Mr. Isaac Hammond, of Cheadle, presided, and gave a very interesting account of the operations of the Primitive Methodists in the locality for the last forty-six years. Addresses were also delivered by the Rev. W. Rooke, and Messrs. Kent, Charlesworth, Tunnicliffe, and Beach. The proceedings were enlivened at inter vals by a band of music. The profits from the tea-party amounted to £G, which were added to the collection. W. Rooke. “
In the 1863 magazine, he tells us about the opening:
“Froghall, Ramsor Station.—Froghall is a rising village within the precincts of Kingsley and Ipstones parishes, surrounded by romantic and varied scenery of hill and dale : and through which runs the river Churnett, which divides the two parishes. It is now a place of considerable importance, on account of the extensive iron stone works, lime-stone works, and coal works, which are carried on in it, and in its vicinity.
The name of Froghall is connected with the early history of our Connexion. But of late years it has been lying desert like, for want of a preaching place. Within the last twelve months, it has been remissioned by Brother W. Beech, and others ; and, although we had to meet with discouragements at first, the Lord opened the way. A room was lent us gratuitously, wherein to hold our religious services ; and then the Almighty poured out His Spirit, and several souls were brought in. Soon inquiries were made for land for a chapel. Mr. John Birch, of Froghall Mill, kindly gave us a very eligible site, adjoining the public road, and near the railway.

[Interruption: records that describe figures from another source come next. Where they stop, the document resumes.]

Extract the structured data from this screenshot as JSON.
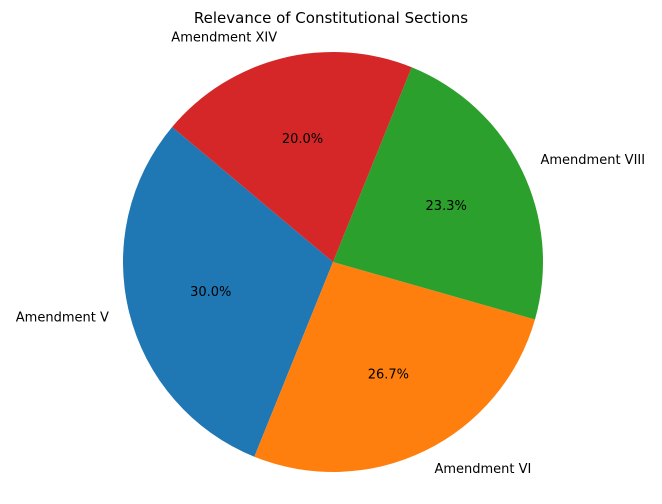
{
  "chart_data": {
    "type": "pie",
    "title": "Relevance of Constitutional Sections",
    "categories": [
      "Amendment V",
      "Amendment VI",
      "Amendment VIII",
      "Amendment XIV"
    ],
    "values": [
      30.0,
      26.7,
      23.3,
      20.0
    ],
    "percent_labels": [
      "30.0%",
      "26.7%",
      "23.3%",
      "20.0%"
    ],
    "colors": [
      "#1f77b4",
      "#ff7f0e",
      "#2ca02c",
      "#d62728"
    ],
    "start_angle_deg": 140,
    "direction": "counterclockwise",
    "legend": "none"
  }
}
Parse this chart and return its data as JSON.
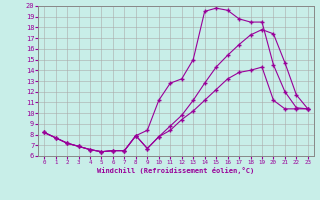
{
  "xlabel": "Windchill (Refroidissement éolien,°C)",
  "bg_color": "#c8eee8",
  "line_color": "#990099",
  "grid_color": "#aaaaaa",
  "xlim": [
    -0.5,
    23.5
  ],
  "ylim": [
    6,
    20
  ],
  "xticks": [
    0,
    1,
    2,
    3,
    4,
    5,
    6,
    7,
    8,
    9,
    10,
    11,
    12,
    13,
    14,
    15,
    16,
    17,
    18,
    19,
    20,
    21,
    22,
    23
  ],
  "yticks": [
    6,
    7,
    8,
    9,
    10,
    11,
    12,
    13,
    14,
    15,
    16,
    17,
    18,
    19,
    20
  ],
  "line1_x": [
    0,
    1,
    2,
    3,
    4,
    5,
    6,
    7,
    8,
    9,
    10,
    11,
    12,
    13,
    14,
    15,
    16,
    17,
    18,
    19,
    20,
    21,
    22,
    23
  ],
  "line1_y": [
    8.2,
    7.7,
    7.2,
    6.9,
    6.6,
    6.4,
    6.5,
    6.5,
    7.9,
    6.7,
    7.8,
    8.4,
    9.4,
    10.2,
    11.2,
    12.2,
    13.2,
    13.8,
    14.0,
    14.3,
    11.2,
    10.4,
    10.4,
    10.4
  ],
  "line2_x": [
    0,
    1,
    2,
    3,
    4,
    5,
    6,
    7,
    8,
    9,
    10,
    11,
    12,
    13,
    14,
    15,
    16,
    17,
    18,
    19,
    20,
    21,
    22,
    23
  ],
  "line2_y": [
    8.2,
    7.7,
    7.2,
    6.9,
    6.6,
    6.4,
    6.5,
    6.5,
    7.9,
    8.4,
    11.2,
    12.8,
    13.2,
    15.0,
    19.5,
    19.8,
    19.6,
    18.8,
    18.5,
    18.5,
    14.5,
    12.0,
    10.5,
    10.4
  ],
  "line3_x": [
    0,
    1,
    2,
    3,
    4,
    5,
    6,
    7,
    8,
    9,
    10,
    11,
    12,
    13,
    14,
    15,
    16,
    17,
    18,
    19,
    20,
    21,
    22,
    23
  ],
  "line3_y": [
    8.2,
    7.7,
    7.2,
    6.9,
    6.6,
    6.4,
    6.5,
    6.5,
    7.9,
    6.7,
    7.8,
    8.8,
    9.8,
    11.2,
    12.8,
    14.3,
    15.4,
    16.4,
    17.3,
    17.8,
    17.4,
    14.7,
    11.7,
    10.4
  ]
}
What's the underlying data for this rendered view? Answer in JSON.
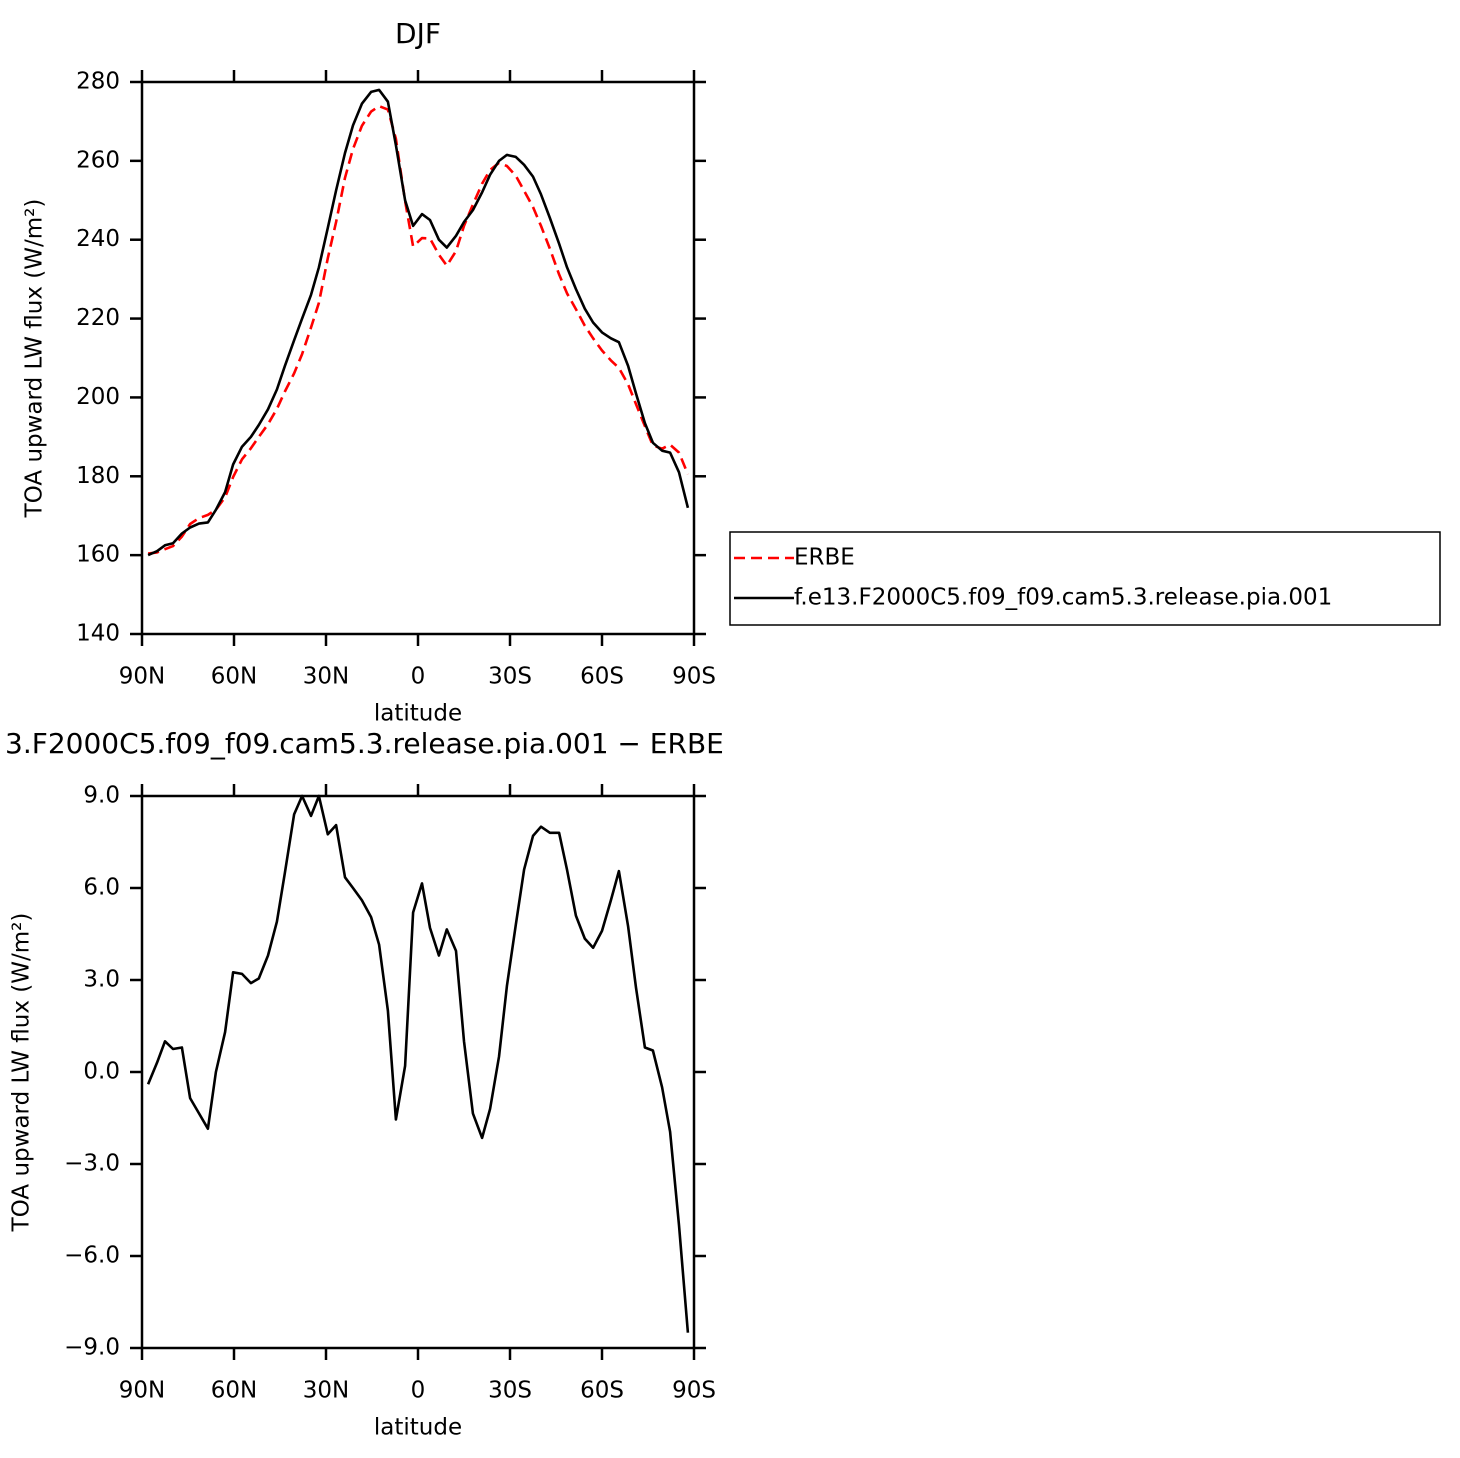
{
  "chart_data": [
    {
      "type": "line",
      "title": "DJF",
      "xlabel": "latitude",
      "ylabel": "TOA upward LW flux (W/m²)",
      "x": [
        88.0,
        85.1,
        82.5,
        79.9,
        77.0,
        74.3,
        71.4,
        68.5,
        65.9,
        62.9,
        60.3,
        57.4,
        54.5,
        51.9,
        48.9,
        46.0,
        43.4,
        40.4,
        37.8,
        34.9,
        32.3,
        29.4,
        26.7,
        23.8,
        21.2,
        18.3,
        15.3,
        12.7,
        9.8,
        7.2,
        4.2,
        1.6,
        -1.3,
        -3.9,
        -6.8,
        -9.4,
        -12.4,
        -15.0,
        -17.9,
        -20.9,
        -23.5,
        -26.4,
        -29.0,
        -31.9,
        -34.6,
        -37.5,
        -40.1,
        -43.0,
        -46.0,
        -48.6,
        -51.5,
        -54.4,
        -57.1,
        -60.0,
        -62.9,
        -65.5,
        -68.5,
        -71.1,
        -74.0,
        -76.6,
        -79.6,
        -82.2,
        -85.1,
        -88.0
      ],
      "series": [
        {
          "name": "ERBE",
          "color": "#ff0000",
          "dashed": true,
          "values": [
            160.4,
            160.7,
            161.5,
            162.3,
            164.7,
            167.9,
            169.4,
            170.2,
            171.5,
            174.7,
            179.8,
            184.3,
            187.1,
            190.0,
            193.2,
            197.1,
            201.5,
            206.1,
            211.0,
            217.7,
            224.0,
            235.3,
            244.5,
            255.7,
            263.0,
            268.9,
            272.5,
            273.9,
            273.0,
            265.6,
            249.8,
            238.3,
            240.4,
            240.3,
            236.2,
            233.4,
            237.1,
            243.5,
            248.9,
            254.2,
            257.7,
            259.5,
            258.7,
            256.2,
            252.4,
            248.3,
            243.5,
            237.7,
            231.2,
            226.4,
            222.4,
            218.2,
            215.0,
            211.9,
            209.4,
            207.5,
            203.3,
            198.3,
            192.7,
            187.8,
            187.0,
            188.0,
            186.0,
            180.5
          ]
        },
        {
          "name": "f.e13.F2000C5.f09_f09.cam5.3.release.pia.001",
          "color": "#000000",
          "dashed": false,
          "values": [
            160.0,
            161.0,
            162.5,
            163.0,
            165.5,
            167.0,
            168.0,
            168.3,
            171.5,
            176.0,
            183.0,
            187.5,
            190.0,
            193.0,
            197.0,
            202.0,
            208.0,
            214.5,
            220.0,
            226.0,
            233.0,
            243.0,
            252.5,
            262.0,
            269.0,
            274.5,
            277.5,
            278.0,
            275.0,
            264.0,
            250.0,
            243.5,
            246.5,
            245.0,
            240.0,
            238.0,
            241.0,
            244.5,
            247.5,
            252.0,
            256.5,
            260.0,
            261.5,
            261.0,
            259.0,
            256.0,
            251.5,
            245.5,
            239.0,
            233.0,
            227.5,
            222.5,
            219.0,
            216.5,
            215.0,
            214.0,
            208.0,
            201.0,
            193.5,
            188.5,
            186.5,
            186.0,
            181.0,
            172.0
          ]
        }
      ],
      "xlim": [
        90,
        -90
      ],
      "xticks": [
        {
          "value": 90,
          "label": "90N"
        },
        {
          "value": 60,
          "label": "60N"
        },
        {
          "value": 30,
          "label": "30N"
        },
        0,
        {
          "value": -30,
          "label": "30S"
        },
        {
          "value": -60,
          "label": "60S"
        },
        {
          "value": -90,
          "label": "90S"
        }
      ],
      "ylim": [
        140,
        280
      ],
      "yticks": [
        140,
        160,
        180,
        200,
        220,
        240,
        260,
        280
      ],
      "legend": "right"
    },
    {
      "type": "line",
      "title": "3.F2000C5.f09_f09.cam5.3.release.pia.001 − ERBE",
      "xlabel": "latitude",
      "ylabel": "TOA upward LW flux (W/m²)",
      "x": [
        88.0,
        85.1,
        82.5,
        79.9,
        77.0,
        74.3,
        71.4,
        68.5,
        65.9,
        62.9,
        60.3,
        57.4,
        54.5,
        51.9,
        48.9,
        46.0,
        43.4,
        40.4,
        37.8,
        34.9,
        32.3,
        29.4,
        26.7,
        23.8,
        21.2,
        18.3,
        15.3,
        12.7,
        9.8,
        7.2,
        4.2,
        1.6,
        -1.3,
        -3.9,
        -6.8,
        -9.4,
        -12.4,
        -15.0,
        -17.9,
        -20.9,
        -23.5,
        -26.4,
        -29.0,
        -31.9,
        -34.6,
        -37.5,
        -40.1,
        -43.0,
        -46.0,
        -48.6,
        -51.5,
        -54.4,
        -57.1,
        -60.0,
        -62.9,
        -65.5,
        -68.5,
        -71.1,
        -74.0,
        -76.6,
        -79.6,
        -82.2,
        -85.1,
        -88.0
      ],
      "color": "#000000",
      "values": [
        -0.4,
        0.3,
        1.0,
        0.75,
        0.8,
        -0.85,
        -1.35,
        -1.85,
        0.0,
        1.3,
        3.25,
        3.2,
        2.9,
        3.05,
        3.8,
        4.9,
        6.5,
        8.4,
        9.0,
        8.35,
        9.0,
        7.75,
        8.05,
        6.35,
        6.0,
        5.6,
        5.05,
        4.15,
        2.0,
        -1.55,
        0.2,
        5.2,
        6.15,
        4.7,
        3.8,
        4.65,
        3.95,
        1.0,
        -1.35,
        -2.15,
        -1.2,
        0.5,
        2.8,
        4.8,
        6.6,
        7.7,
        8.0,
        7.8,
        7.8,
        6.6,
        5.1,
        4.35,
        4.05,
        4.6,
        5.6,
        6.55,
        4.75,
        2.75,
        0.8,
        0.7,
        -0.5,
        -1.95,
        -5.0,
        -8.5
      ],
      "xlim": [
        90,
        -90
      ],
      "xticks": [
        {
          "value": 90,
          "label": "90N"
        },
        {
          "value": 60,
          "label": "60N"
        },
        {
          "value": 30,
          "label": "30N"
        },
        0,
        {
          "value": -30,
          "label": "30S"
        },
        {
          "value": -60,
          "label": "60S"
        },
        {
          "value": -90,
          "label": "90S"
        }
      ],
      "ylim": [
        -9,
        9
      ],
      "yticks": [
        {
          "value": -9,
          "label": "−9.0"
        },
        {
          "value": -6,
          "label": "−6.0"
        },
        {
          "value": -3,
          "label": "−3.0"
        },
        {
          "value": 0,
          "label": "0.0"
        },
        {
          "value": 3,
          "label": "3.0"
        },
        {
          "value": 6,
          "label": "6.0"
        },
        {
          "value": 9,
          "label": "9.0"
        }
      ]
    }
  ]
}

Proper steps were accordingly taken preparatory to commencing building. And in June last, the foundation stone was laid by W. S. Allen, Esq., of Woodhead Hall, who gave, us a donation of £5. The chapel is 30 feet by 24 ; and 13 feet from the level of the floor to the wall plate. It is built of brick, and covered with slate. It has a boarded floor, with eight elevated news ; six windows, cast frames, 6 feet 0. by 2 feet 6 ; a first rate octagonal pulpit. A room underneath the elevated pews for a schoolroom, capable of accommodating thirty or forty children. The chapel is ceiled and plastered to the sidepieces, and the front is nicely palisaded.
It was opened for reli gious worship on Lord’s day, August 31st, by brother R. Jukes, of West Bromwich ; and on September 21st, by Mr. W. Gilbert (Wesleyan), of Hilderstone. The collections amounted to £20 I6s. 9d. The total cost of the chapel, &c, is about £160, towards which we have raised one third. The chapel is capable of accommodating 150 persons with seats, and the sittings are nearly all let. We acknowledge our gratitude to Mr. J. Birch and family for the site of land and other assistance, and to all others who have assisted us in our undertaking”
The 1880 Ordnance Survey map shows a Primitive chapel just north of Froghall Bridge where the road forks. It is labelled in 1927 but by 1967 the footprint of the building is there, but there is no label. Street View in 2017 shows that the area has been cleared.